第27話
アドルフが好きだ、と気づいたところで生活は大きく変わらなかった。
元々アドルフは俺のいい夫としての振る舞いを欠かさなかったし、俺もまたアドルフのいい夫でいようと思っていたから大きく振る舞いを変えることはなかった。
強いていうならば、最近のアドルフはよく手紙を書いてるのか手紙セットを色々買いこんでいるのをときどき見かけたくらいだ。
たぶんその手紙はアドルフの感じていたことへの答えを知るために周囲の人々に届けられていき、そのやり取りの中でアドルフの感じてきた周りの人へのわだかまりを溶かしていくのだろう。
その事についてアドルフはあまり話して来なかったが、いつ何を話したくなってもちゃんと聞くぞという態度を出来る限り見せて行くことにした。
ただ、以前よりもアドルフは可愛いと思うことは少し増えた。
コーヒーが苦手なんだと思っていたが、実は苦味の強い紅茶もそこまで好きじゃないからいつも砂糖を入れて飲んでいたこと。
普段は王子然とした堂々とした振る舞いをしてるのに、俺の前ではちょっとだけ甘える素振りを見せてくるところ。
実は俺がいないところでちゃんとナ行を発音出来るようになりたいと思っていた事。
そういうところが本当に可愛いく見えるようになってきた。
気づいたら11月を迎え、俺は29歳の誕生日を迎えた。
(アディは俺の誕生日とか祝ってくれるかな……)
ここの関係者に教えた覚えのない誕生日であるし、だからと言って誕生日なんだーとアピールするのもちょっと暑苦しい気がする。

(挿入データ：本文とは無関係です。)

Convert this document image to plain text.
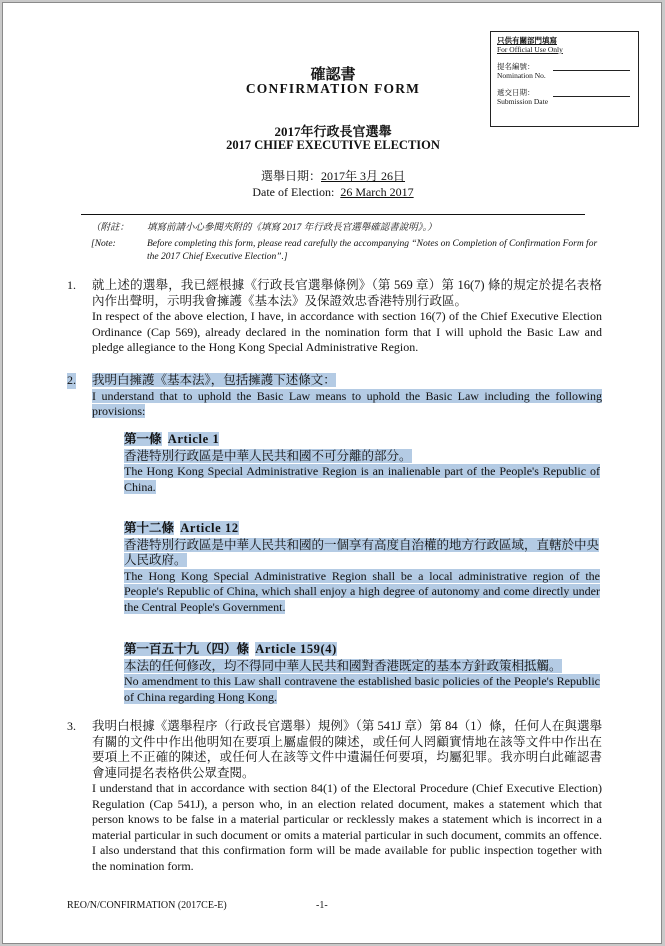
只供有關部門填寫
For Official Use Only
提名編號：
Nomination No.
遞交日期：
Submission Date
確認書
CONFIRMATION FORM
2017年行政長官選舉
2017 CHIEF EXECUTIVE ELECTION
選舉日期：2017年 3月 26日
Date of Election: 26 March 2017
（附註： 填寫前請小心參閱夾附的《填寫 2017 年行政長官選舉確認書說明》。）
[Note:	Before completing this form, please read carefully the accompanying “Notes on Completion of Confirmation Form for the 2017 Chief Executive Election”.]
1. 就上述的選舉，我已經根據《行政長官選舉條例》（第 569 章）第 16(7) 條的規定於提名表格內作出聲明，示明我會擁護《基本法》及保證效忠香港特別行政區。
In respect of the above election, I have, in accordance with section 16(7) of the Chief Executive Election Ordinance (Cap 569), already declared in the nomination form that I will uphold the Basic Law and pledge allegiance to the Hong Kong Special Administrative Region.
2. 我明白擁護《基本法》，包括擁護下述條文：
I understand that to uphold the Basic Law means to uphold the Basic Law including the following provisions:
第一條 Article 1
香港特別行政區是中華人民共和國不可分離的部分。
The Hong Kong Special Administrative Region is an inalienable part of the People's Republic of China.
第十二條 Article 12
香港特別行政區是中華人民共和國的一個享有高度自治權的地方行政區域，直轄於中央人民政府。
The Hong Kong Special Administrative Region shall be a local administrative region of the People's Republic of China, which shall enjoy a high degree of autonomy and come directly under the Central People's Government.
第一百五十九（四）條 Article 159(4)
本法的任何修改，均不得同中華人民共和國對香港既定的基本方針政策相抵觸。
No amendment to this Law shall contravene the established basic policies of the People's Republic of China regarding Hong Kong.
3. 我明白根據《選舉程序（行政長官選舉）規例》（第 541J 章）第 84（1）條，任何人在與選舉有關的文件中作出他明知在要項上屬虛假的陳述，或任何人罔顧實情地在該等文件中作出在要項上不正確的陳述，或任何人在該等文件中遺漏任何要項，均屬犯罪。我亦明白此確認書會連同提名表格供公眾查閱。
I understand that in accordance with section 84(1) of the Electoral Procedure (Chief Executive Election) Regulation (Cap 541J), a person who, in an election related document, makes a statement which that person knows to be false in a material particular or recklessly makes a statement which is incorrect in a material particular in such document or omits a material particular in such document, commits an offence. I also understand that this confirmation form will be made available for public inspection together with the nomination form.
REO/N/CONFIRMATION (2017CE-E)	-1-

アドルフの誕生日の時は俺が勝手に夫として誕生日を祝わなくては!という使命感で祝っていたが、それをアドルフに押し付けるものなぁ?という気もする。
(にしても、ほんと今みんなバタバタしてんなー……)
窓の外を見るとトラック積まれた大量のドラム缶の積み下ろし作業が行われている。
あのドラム缶は空間拡張と重量軽減魔法を付与してからサルドビア産原油を詰め込んで、日本とサルドビアを往復するらしい。
しばらく外交団メンバーはこの原油輸出についての対応に追われることになっており、アドルフもまたその問題に対応することになる。
考えに集中しているとぺしん!と丸めた紙で思い切り頭をはたかれる。
「ユキニャリ、授業中ですよ」
「すいませんリュシル先生」
俺の専属鬼婆家庭教師であるリュシル先生が不機嫌そうに俺を見ている。
この人が機嫌のいいところをあまり見たことがないが、甥っ子の夫(リュシル先生はアドルフの伯母である)の為とはいえ出来の悪い教え子にイライラしっぱなしなのだろうなあとは察してしまう。
「夫や親族の誕生日にあなたが行うべき三つの振る舞いを上げなさい」
「えーっと、その人の誕生花をすべての部屋の窓辺に飾ること・朝一番に創造神へ一年の祈りを捧げること・教会で古いお守りを燃やし新しいお守りを買うことです」
思考に溺れる前に微妙に耳に残ってた言葉を捻り出すと「順番は正しくありませんが、まあいいでしょう」というコメントが返って来る。
「ところで誕生花ってどういうふうに決めてるんですか?」
「毎年その地域を統括する教会が神への問い合わせの上で年毎に決めてますね、ですので同じ誕生日でも生まれ年や地域によって異なります」
「じゃあ俺の場合の誕生日花は……」
「日本側が決めてるのでは?」
そもそも日本では誕生花に『その日生まれた命と神を繋ぎその花を象徴とする守護天使のお立ち寄りを招く』などというご大層な意味は無いと思うが、誕生花自体は存在していたはずだ。
もし邸宅中に同じ花を生けてあれば、アドルフも俺の誕生日だと気づくのだろうか。
けれどもそれはそれで遠回しに誕生日祝われたいなーと言ってるみたいで厚かましい気もする、けれど祝ってくれればきっと本当に嬉しいだろうなとは思うのだ。
祝ってほしい気持ちと本人それどころじゃなさそうだよなあという気持ちが右往左往しながら、リュシル先生の授業は続いて行くのであった。